導入のきっかけとなったのは、先月28日に発生した酒気帯び状態の運転手による前方注意が原因の事故。後方から走ってくるクルマに気を取られ、バスの直前を横断していた80歳の女性に気づくのが遅れたというもので、この女性は頭を強く打ったことなどが原因で死亡している。
この事故の際、運転手からは呼気1リットル中0.2ミリグラムのアルコールが検出されており、警察は道路交通法違反(酒気帯び運転)で逮捕、後に懲戒免職処分となった。運転手の酒酔い状態を点呼で見抜けなかった営業所は国土交通省・近畿運輸局の特別監査を受け、その甘さを指摘され、それが今回の検知機導入へとつながった。

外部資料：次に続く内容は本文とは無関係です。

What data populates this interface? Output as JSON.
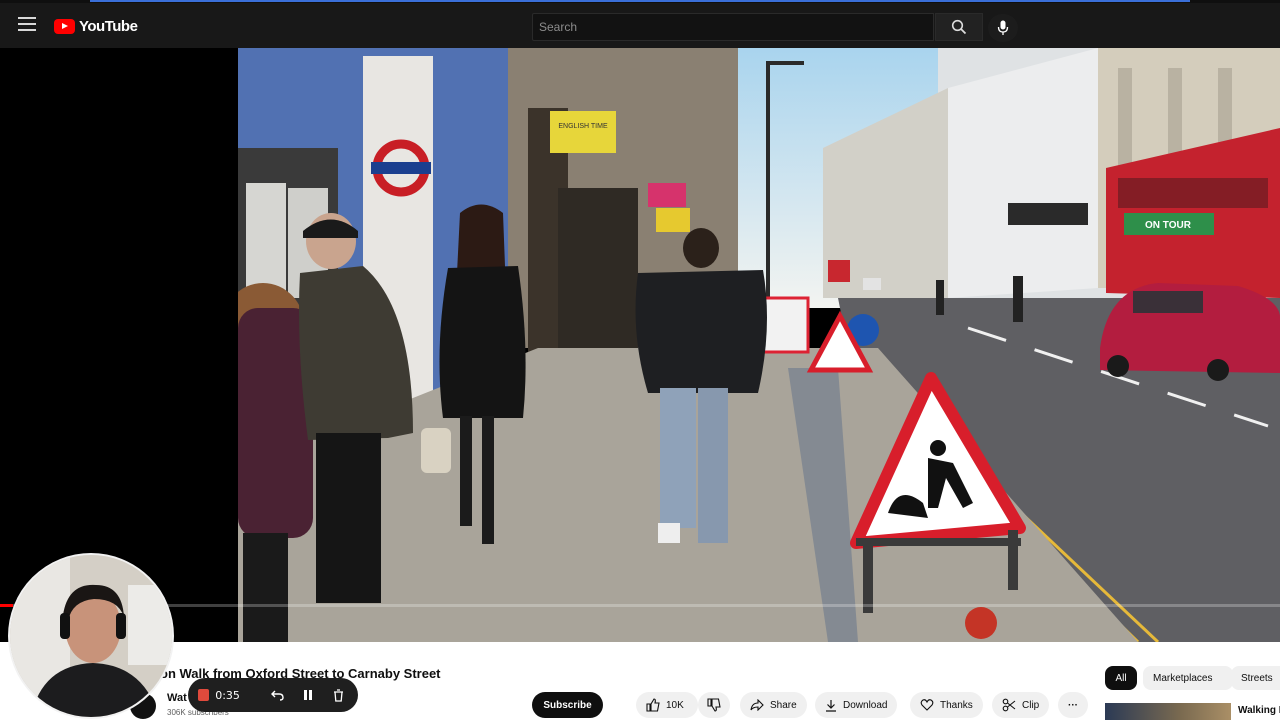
{
  "header": {
    "logo_text": "YouTube",
    "search_placeholder": "Search"
  },
  "video": {
    "title": "on Walk from Oxford Street to Carnaby Street",
    "progress_fraction": 0.01,
    "signs": {
      "shop_sign_top": "ENGLISH TIME",
      "bus_text": "ON TOUR"
    }
  },
  "channel": {
    "name": "Wat",
    "subscribers": "306K subscribers",
    "subscribe_label": "Subscribe"
  },
  "actions": {
    "like_count": "10K",
    "share_label": "Share",
    "download_label": "Download",
    "thanks_label": "Thanks",
    "clip_label": "Clip",
    "more_label": "···"
  },
  "chips": {
    "all": "All",
    "marketplaces": "Marketplaces",
    "streets": "Streets"
  },
  "next_video": {
    "title": "Walking L"
  },
  "recorder": {
    "elapsed": "0:35"
  },
  "colors": {
    "brand_red": "#ff0000",
    "record_red": "#e04a3c",
    "sign_red": "#d81e2b",
    "bus_red": "#c4222e"
  }
}
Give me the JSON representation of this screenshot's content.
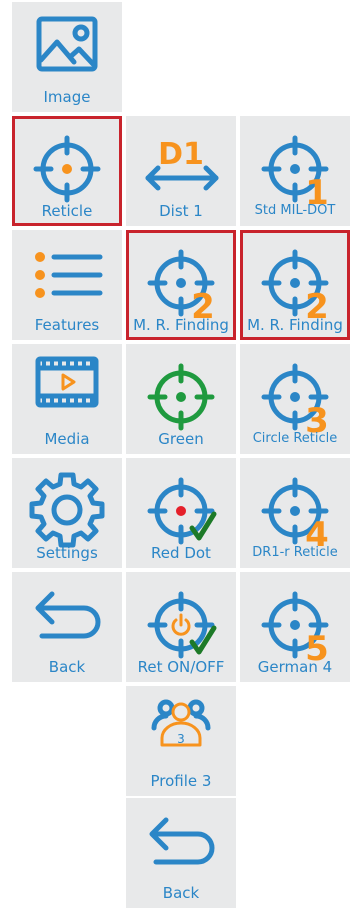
{
  "colors": {
    "tile_bg": "#e8e9ea",
    "icon_blue": "#2b86c7",
    "accent_orange": "#f7931e",
    "selected_border": "#c8232c",
    "green": "#1f9a3f",
    "red_dot": "#e5202a",
    "check_green": "#1d7a28"
  },
  "menu": {
    "col1": {
      "image": {
        "label": "Image",
        "icon": "image-icon"
      },
      "reticle": {
        "label": "Reticle",
        "icon": "crosshair-icon",
        "selected": true
      },
      "features": {
        "label": "Features",
        "icon": "list-icon"
      },
      "media": {
        "label": "Media",
        "icon": "film-icon"
      },
      "settings": {
        "label": "Settings",
        "icon": "gear-icon"
      },
      "back": {
        "label": "Back",
        "icon": "back-arrow-icon"
      }
    },
    "col2": {
      "dist1": {
        "label": "Dist 1",
        "badge": "D1",
        "icon": "distance-arrow-icon"
      },
      "mr_finding": {
        "label": "M. R. Finding",
        "badge": "2",
        "icon": "crosshair-icon",
        "selected": true
      },
      "green": {
        "label": "Green",
        "icon": "crosshair-icon"
      },
      "red_dot": {
        "label": "Red Dot",
        "icon": "crosshair-icon",
        "checked": true
      },
      "ret_onoff": {
        "label": "Ret ON/OFF",
        "icon": "power-crosshair-icon",
        "checked": true
      },
      "profile3": {
        "label": "Profile 3",
        "badge": "3",
        "icon": "users-icon"
      },
      "back": {
        "label": "Back",
        "icon": "back-arrow-icon"
      }
    },
    "col3": {
      "std_mildot": {
        "label": "Std MIL-DOT",
        "badge": "1",
        "icon": "crosshair-icon"
      },
      "mr_finding": {
        "label": "M. R. Finding",
        "badge": "2",
        "icon": "crosshair-icon",
        "selected": true
      },
      "circle_reticle": {
        "label": "Circle Reticle",
        "badge": "3",
        "icon": "crosshair-icon"
      },
      "dr1r_reticle": {
        "label": "DR1-r Reticle",
        "badge": "4",
        "icon": "crosshair-icon"
      },
      "german4": {
        "label": "German 4",
        "badge": "5",
        "icon": "crosshair-icon"
      }
    }
  }
}
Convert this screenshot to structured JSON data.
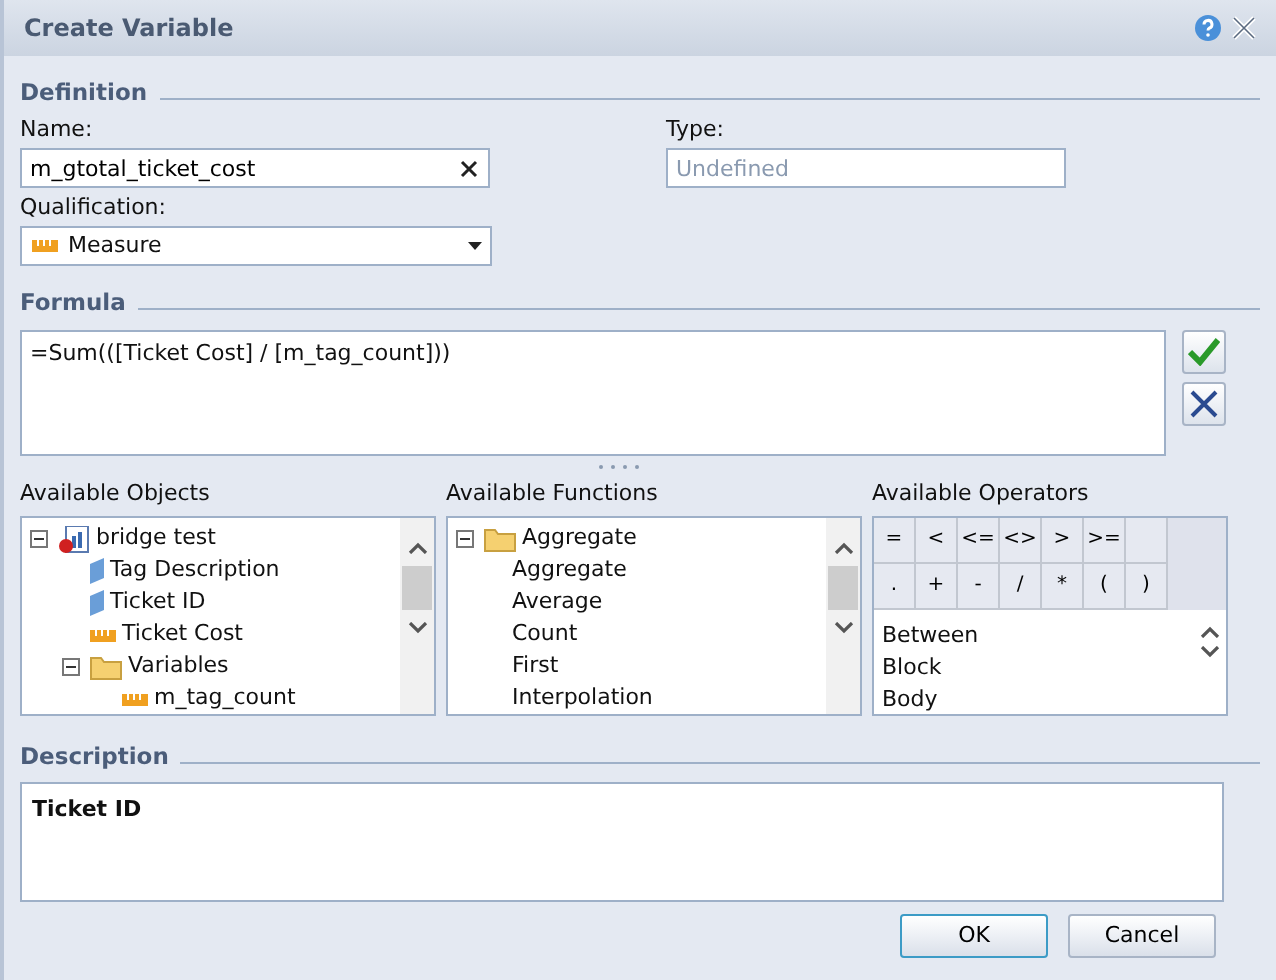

検知器は300万円の特別予算を設定して導入されることになっており、バスの運転手だけでなく、地下鉄の乗務員も対象となる。道交法での酒気帯び認定量となる呼気1リットル中0.15ミリグラムのアルコールが検知された場合には乗務を中止させ、他の職員に原則交替とかる処置を取る。また、点呼も複数の管理職が行うというクロスチェック体制を新たに確立し、事故の再発防止を狙う。
ただし、高価な検知器を「導入した」というだけではもちろん意味が無いわけで、これを神戸市交通局がどのように扱っていくかで信用回復までの道筋が決まることになる。